Off-shift expectations¶
- No Slack response expected. The on-call's Slack is paged via PagerDuty integration; the rest is opt-in.
- No
@team-platformpings off-shift. The escalation policy exists; use it. - Holidays + PTO covered. The platform lead arranges coverage; the engineer on PTO is removed from the rotation for the week.
Postmortem culture¶
Blameless. The template is in postmortem-template.md. The discipline:
- Required within 48 h for any P0 or P1.
- Action items have an owner + a ticket + a due date.
- Published widely (Slack + the platform's GitHub Wiki + the quarterly all-hands review).
-
80 % action-item-completion rate is the team metric.
Page-volume alerting¶
If the on-call rotation receives > 10 pages per shift, the rotation itself becomes a P2 alert (the alerting is broken; the platform team's next sprint is to fix it). Mitigations:
- Quarterly alert hygiene review. Every alert reviewed; noisy ones deleted; burn-rate thresholds re-tuned.
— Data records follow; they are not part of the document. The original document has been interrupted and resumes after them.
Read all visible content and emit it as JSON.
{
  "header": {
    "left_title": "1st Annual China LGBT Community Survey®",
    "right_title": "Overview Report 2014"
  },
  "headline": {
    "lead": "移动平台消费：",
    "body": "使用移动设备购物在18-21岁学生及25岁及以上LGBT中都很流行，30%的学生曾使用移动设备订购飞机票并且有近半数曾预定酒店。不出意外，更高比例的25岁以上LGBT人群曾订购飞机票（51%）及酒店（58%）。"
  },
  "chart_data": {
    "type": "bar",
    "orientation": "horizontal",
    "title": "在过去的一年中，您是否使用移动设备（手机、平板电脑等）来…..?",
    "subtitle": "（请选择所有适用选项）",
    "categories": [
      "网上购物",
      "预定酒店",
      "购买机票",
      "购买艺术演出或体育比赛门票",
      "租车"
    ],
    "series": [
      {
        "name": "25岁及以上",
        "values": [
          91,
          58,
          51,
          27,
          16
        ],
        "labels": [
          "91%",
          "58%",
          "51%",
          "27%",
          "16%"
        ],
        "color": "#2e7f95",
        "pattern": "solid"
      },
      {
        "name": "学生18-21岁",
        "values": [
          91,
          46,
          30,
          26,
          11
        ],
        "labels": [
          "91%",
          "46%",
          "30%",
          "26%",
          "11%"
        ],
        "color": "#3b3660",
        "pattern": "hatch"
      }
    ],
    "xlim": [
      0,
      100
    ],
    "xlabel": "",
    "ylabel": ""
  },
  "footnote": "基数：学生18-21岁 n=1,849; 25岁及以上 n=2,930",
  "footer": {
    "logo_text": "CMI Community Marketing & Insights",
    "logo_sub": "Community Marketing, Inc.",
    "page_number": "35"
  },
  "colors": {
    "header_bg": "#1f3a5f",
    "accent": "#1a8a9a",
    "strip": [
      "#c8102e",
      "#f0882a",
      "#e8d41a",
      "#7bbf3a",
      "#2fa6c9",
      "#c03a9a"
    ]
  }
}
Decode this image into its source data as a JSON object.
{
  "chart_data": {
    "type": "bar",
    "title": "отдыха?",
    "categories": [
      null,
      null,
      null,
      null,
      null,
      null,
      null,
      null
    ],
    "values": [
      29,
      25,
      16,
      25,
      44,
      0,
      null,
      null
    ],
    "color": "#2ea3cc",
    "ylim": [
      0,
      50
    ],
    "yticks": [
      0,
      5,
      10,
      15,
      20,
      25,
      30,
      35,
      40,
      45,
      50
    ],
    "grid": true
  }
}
- Load shedding. If volume > 20 pages / shift, the platform lead pauses non-essential alerts via Alertmanager silence (with a documented expiry).
Rotation roster¶
The active rotation is in PagerDuty (schedule URL). Mirrored here as static documentation for the audit trail; PagerDuty is the source of truth.
| Week of | Primary | Secondary |
|---|---|---|
| 2026-05-19 | alice@team-payments | bob@team-catalog |
| 2026-05-26 | carol@team-search | dave@team-platform |
| 2026-06-02 | eve@team-catalog | alice@team-payments |
| 2026-06-09 | bob@team-catalog | carol@team-search |
| 2026-06-16 | dave@team-platform | eve@team-catalog |
Follow-the-sun (future)¶
The current pattern works at < 50 engineers in one to two time zones. Above that, the platform graduates to follow-the-sun:
- us-east team: 14:00-22:00 UTC.
- eu-west team: 06:00-14:00 UTC.
- ap-southeast team: 22:00-06:00 UTC.
Each region maintains its own primary + secondary rotation; pages route by time of day. This requires three independently-funded regional teams; not v2's scope.
Owners¶
- Platform Lead: owns this document.
- PagerDuty admin: owns the schedule + escalation policy.
- The rotation: owns the pages.
Last reviewed: 2026-05-01. Next review: 2026-08-01.